44 was the only one that really got me, glad to know it got everyone else too. Kinda photographic in composition, but could easily be a painter as well. Everything rendered in blurry brushstroke blobs, nothing is contradicting that with sharp focus. The presence of multiple people is not triggering the high-detail tendency for portraits. And the arrangement of them looks somewhat staged for dramatic effect, not a typical photograph. Very consistent and coherent stylistically.

Well, one getting through is just a fluke, as far as I'm concerned. By random chance the algo didn't do the many wrong things it is tempted to do. And if you could somehow spell out what is different about this one, to try to replicate it, it'd need so much more complexity in its instructions, that it wouldn't be worth it -- over-fitting the data.
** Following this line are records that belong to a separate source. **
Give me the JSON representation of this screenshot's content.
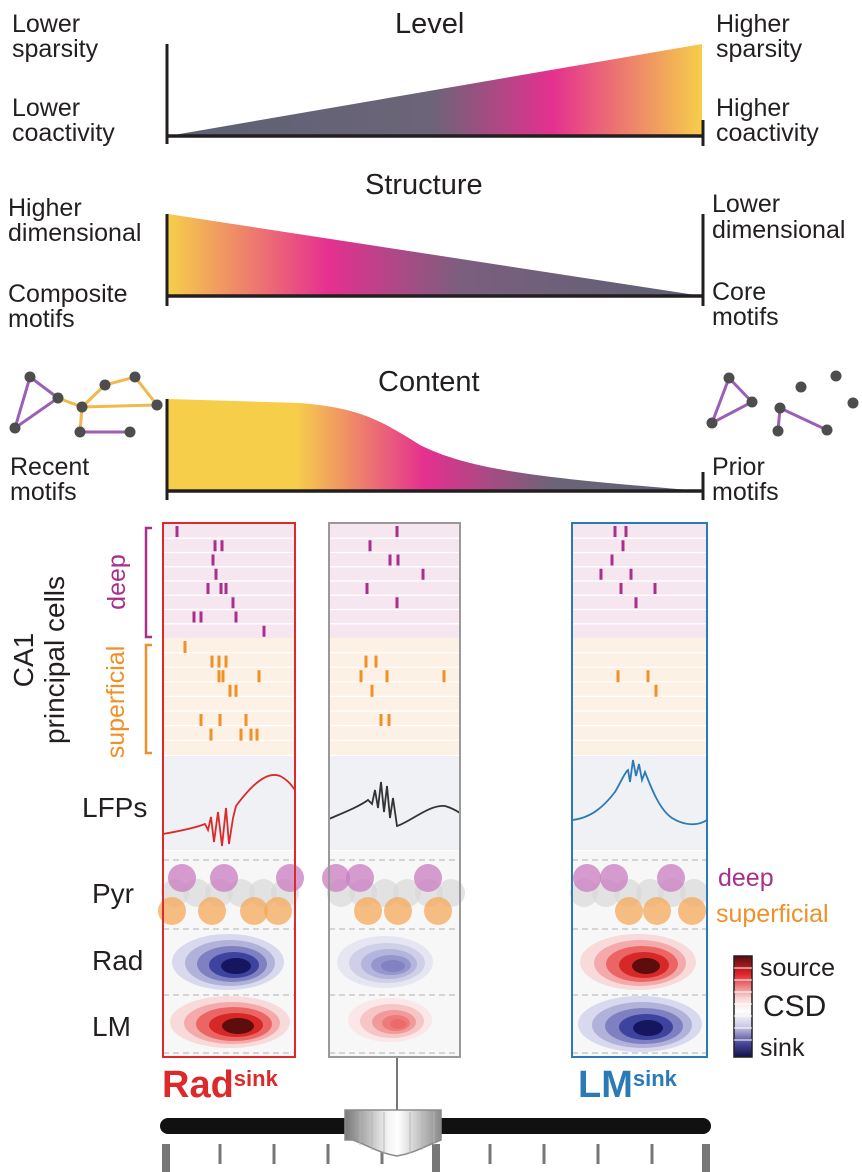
{
  "level": {
    "title": "Level",
    "left_top": [
      "Lower",
      "sparsity"
    ],
    "left_bottom": [
      "Lower",
      "coactivity"
    ],
    "right_top": [
      "Higher",
      "sparsity"
    ],
    "right_bottom": [
      "Higher",
      "coactivity"
    ]
  },
  "structure": {
    "title": "Structure",
    "left_top": [
      "Higher",
      "dimensional"
    ],
    "left_bottom": [
      "Composite",
      "motifs"
    ],
    "right_top": [
      "Lower",
      "dimensional"
    ],
    "right_bottom": [
      "Core",
      "motifs"
    ]
  },
  "content": {
    "title": "Content",
    "left": [
      "Recent",
      "motifs"
    ],
    "right": [
      "Prior",
      "motifs"
    ]
  },
  "cells": {
    "axis_line1": "CA1",
    "axis_line2": "principal cells",
    "deep": "deep",
    "superficial": "superficial"
  },
  "rows": {
    "lfp": "LFPs",
    "pyr": "Pyr",
    "rad": "Rad",
    "lm": "LM"
  },
  "legend": {
    "deep": "deep",
    "superficial": "superficial",
    "source": "source",
    "csd": "CSD",
    "sink": "sink"
  },
  "panels": {
    "left_main": "Rad",
    "left_sup": "sink",
    "right_main": "LM",
    "right_sup": "sink"
  },
  "colors": {
    "yellow": "#f6ce4a",
    "magenta": "#e5308f",
    "slate": "#5b6173",
    "deep": "#a8308c",
    "superficial": "#f0902a",
    "rad_red": "#dc2a2a",
    "lm_blue": "#2a7ab6",
    "gray": "#999999",
    "sink": "#1a1a5e",
    "source": "#6a0d0d"
  }
}
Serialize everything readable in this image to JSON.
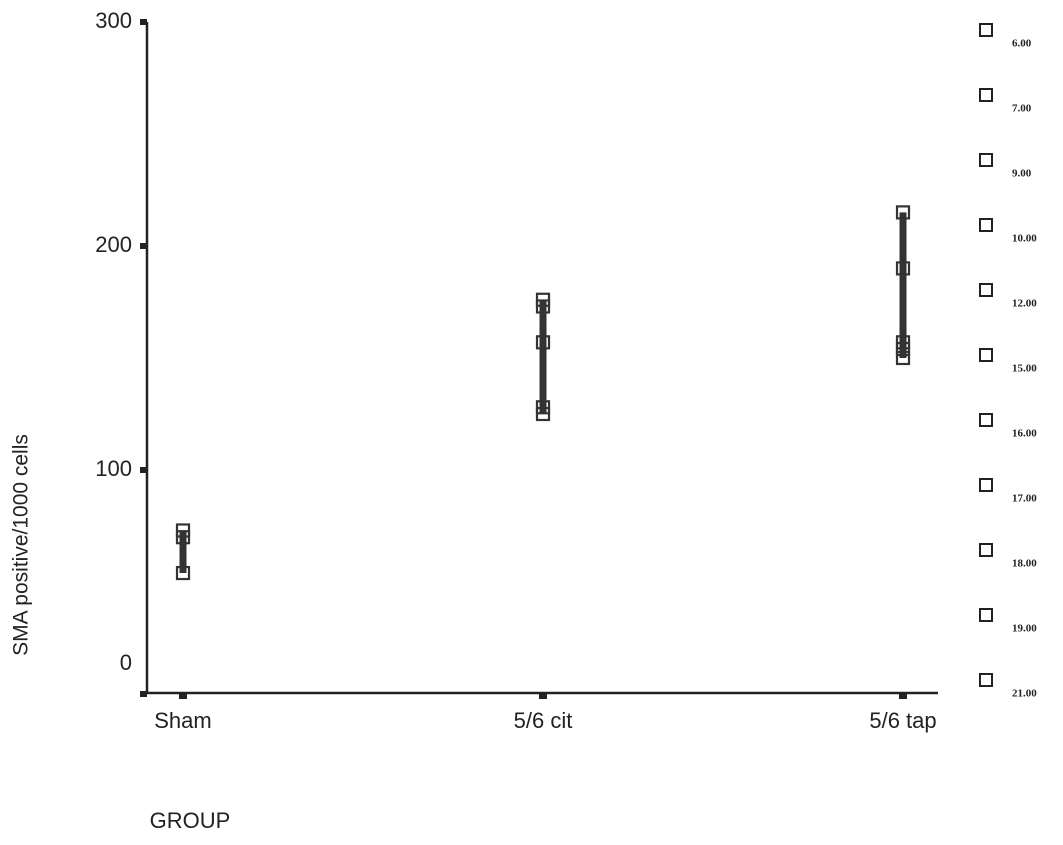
{
  "chart_data": {
    "type": "scatter",
    "x_label": "GROUP",
    "y_label": "SMA positive/1000 cells",
    "categories": [
      "Sham",
      "5/6 cit",
      "5/6 tap"
    ],
    "values": [
      [
        73,
        70,
        54
      ],
      [
        176,
        173,
        157,
        128,
        125
      ],
      [
        215,
        190,
        157,
        154,
        150
      ]
    ],
    "color": "#333333",
    "ylim": [
      0,
      300
    ],
    "yticks": [
      0,
      100,
      200,
      300
    ],
    "legend_labels": [
      "6.00",
      "7.00",
      "9.00",
      "10.00",
      "12.00",
      "15.00",
      "16.00",
      "17.00",
      "18.00",
      "19.00",
      "21.00"
    ],
    "legend": "right"
  }
}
I also missed the most commonly misidentified human picture -- 25. It has that wacko subject matter that makes you think it's AI. And the insane level of detail on the front of the ship, but far less on the bottom, the blurry / misty right and left sides of the landscape (including the smaller ships on the right), are the common contradictory styles of AI.

I wonder if this one was purposely made to resemble AI. If so, that still proves the larger point -- humans are better at imitating AI slop, than computers are at imitating human art. We are superior to them, so we can understand them and imitate them better than vice versa. Their output is a subset of ours, so it's interpolation and valid when we imitate them. Our output is a superset of theirs, so it would be extrapolation and invalid for them to imitate us.

The only human one I was fairly convinced was AI, was 30 -- there's such insane photorealistic detail on her dress, far less detail shown on her face, almost none on the walls of the room, and fairly low-detail on the scene outside the window. I don't think this painter from the turn of the 19th C was trying to imitate AI -- she was just obsessed with painting the details of a dress, and the rest of the composition was an afterthought. Not a very coherent portrait or mini-landscape through the window.

* * *


So, the main points remain. People are much better at identifying AI from human art than just coin-flipping -- even when the really egregious examples are removed.

And crucially, AI models do not have a single mind of their own, like people do, so they frequently violate the fundamental rule to maintain coherence of style within a single work. It's so fundamental that most of us probably didn't even consider it necessary to spell it out explicitly -- like, what other approach would you take, clashing and disjointed styles? Computers are too analytical and slicing-up and zooming-in, not holistic and gestalt-oriented enough to appreciate what coherence, unity, and harmony among parts are.

Presumably they would do the same with a verbal medium -- parts of it would be verse with a strict meter and rhyme scheme, while other parts were dull drab prose. Or where entire paragraphs are dull drab terse prose, then others are highly ornate and full of figures of speech with sentence diagrams that look like someone smashed your windshield with a tire iron. You'd wonder whether the person had a schizo episode while writing a single chapter / story.

But verbal media are more serial, not as all-at-once parallel in processing. So harmony among elements isn't quite as salient of a property of speech as it is of images. IDK what AI story-slop reads like, but at least on the visual side, it's overly analytical schizo nature really comes through, and accounts for why we reject so much of it as decent or good art. It didn't even fulfill one of the most basic requirements -- stylistic coherence!

And again, I don't care how many trillions of parameters they add to these models to make them less ridiculously off-putting. That's over-fitting the data. And it's certainly a worse model to choose than "give prompts to a human artist" -- way less explicit detail needed there, cuz so much is already built-in to human nature, as well as during their training.

But something like stylistic coherence is too obvious and universal and unspoken to be picked up during training. It's part of innate human nature, and machines will never possess that, without ever more risible degrees of complexity-explosion. Sad!